Uma das mais impressionantes conquistas que a série consegue alcançar é exactamente o modo como constrói o seu próprio universo dentro de um que já está perfeitamente estabelecido. Se nunca viste um filme da Marvel, mas queres ver esta série, não terás dificuldade alguma em ambientar-te. Especialmente, porque não existe uma única personagem que aparente estar fora do seu ambiente. As grandes estrelas do enredo são, sem qualquer sombra de dúvida, o vulnerável, mas também manipulador D’Onofrio, que será o futuro Kingpin, e Vondie Curtis-Hall no papel do repórter Ben Ulrich, uma personagem que traz um realismo energético às cenas em que entra. Ah! E num mundo perfeito Rosario Dawson estaria presente em todos os episódios de Daredevil (aliás, por mim, num mundo muito diferente, mas igualmente perfeito, ela seria o Daredevil). Mesmo assim, a actriz consegue trazer um pouco de sanidade e de balanço no meio do caos e da violência em que estes 13 episódios se desenrolam.

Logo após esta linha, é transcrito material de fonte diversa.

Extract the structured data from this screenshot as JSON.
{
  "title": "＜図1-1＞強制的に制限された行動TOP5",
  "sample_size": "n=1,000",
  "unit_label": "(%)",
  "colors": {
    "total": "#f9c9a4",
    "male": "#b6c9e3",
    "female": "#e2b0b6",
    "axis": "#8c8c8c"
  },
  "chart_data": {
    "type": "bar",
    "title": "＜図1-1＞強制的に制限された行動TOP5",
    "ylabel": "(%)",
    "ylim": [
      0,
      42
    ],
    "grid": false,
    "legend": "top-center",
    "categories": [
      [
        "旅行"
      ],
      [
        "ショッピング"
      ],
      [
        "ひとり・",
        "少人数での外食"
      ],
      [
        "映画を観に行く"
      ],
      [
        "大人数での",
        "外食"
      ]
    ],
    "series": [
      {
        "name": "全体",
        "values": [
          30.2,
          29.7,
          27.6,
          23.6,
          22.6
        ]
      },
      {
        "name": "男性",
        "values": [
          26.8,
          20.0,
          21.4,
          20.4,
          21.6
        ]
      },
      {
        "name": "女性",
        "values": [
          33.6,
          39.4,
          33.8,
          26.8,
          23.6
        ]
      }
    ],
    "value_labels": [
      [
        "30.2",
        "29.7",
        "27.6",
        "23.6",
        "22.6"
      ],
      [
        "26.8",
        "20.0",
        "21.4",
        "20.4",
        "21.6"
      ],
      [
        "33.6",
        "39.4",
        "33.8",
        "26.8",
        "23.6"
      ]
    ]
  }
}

Tenho ainda de fazer referência a Charlie Cox, que consegue fazer de Matt Murdock seu e fazer-nos acreditar que é americano, quando na realidade é um actor de origem britânica. Ele funde-se tão perfeitamente com o papel que está a desempenhar que chegamos a esquecer-nos do terrível erro que foi o filme de 2003.

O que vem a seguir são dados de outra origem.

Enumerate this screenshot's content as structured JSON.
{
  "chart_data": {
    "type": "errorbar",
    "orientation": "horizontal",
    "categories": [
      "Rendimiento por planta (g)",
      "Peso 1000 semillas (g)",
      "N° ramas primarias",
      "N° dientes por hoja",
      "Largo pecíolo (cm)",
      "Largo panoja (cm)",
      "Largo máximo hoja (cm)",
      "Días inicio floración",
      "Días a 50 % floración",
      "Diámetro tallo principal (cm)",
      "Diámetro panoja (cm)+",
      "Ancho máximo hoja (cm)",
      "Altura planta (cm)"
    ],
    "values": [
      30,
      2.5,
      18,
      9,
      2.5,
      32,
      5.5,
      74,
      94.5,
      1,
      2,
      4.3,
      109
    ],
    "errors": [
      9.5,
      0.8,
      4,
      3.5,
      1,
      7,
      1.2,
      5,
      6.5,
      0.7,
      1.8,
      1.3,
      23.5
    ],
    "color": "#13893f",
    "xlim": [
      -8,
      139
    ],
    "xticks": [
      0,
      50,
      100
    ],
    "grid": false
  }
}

O único ponto negativo que posso apontar a Daredevil é que, apesar de ter definido um herói que procura defender os abusados e oprimidos, pode não ser verdadeiramente capaz de criar uma temática que faça da sua premissa divertida numa grande série de televisão, como a Netflix (onde é transmitido) nos habituou. Não me entendam mal, a série desenvolve muito bem os seus personagens, ao ponto de chegarmos quase a compreender melhor as motivações do vilão do que do herói, e oferece bastantes momentos de entretenimento. Só que não consegue ainda ser uma versão de super-herói da The Wire. E talvez seja parvo esperar isto de uma série de televisão, mas aquilo que mais adoro hoje em dia no panorama televisivo é o facto de que consegue surpreender-me e Daredevil deu bons sinais. Só me falta surpreender.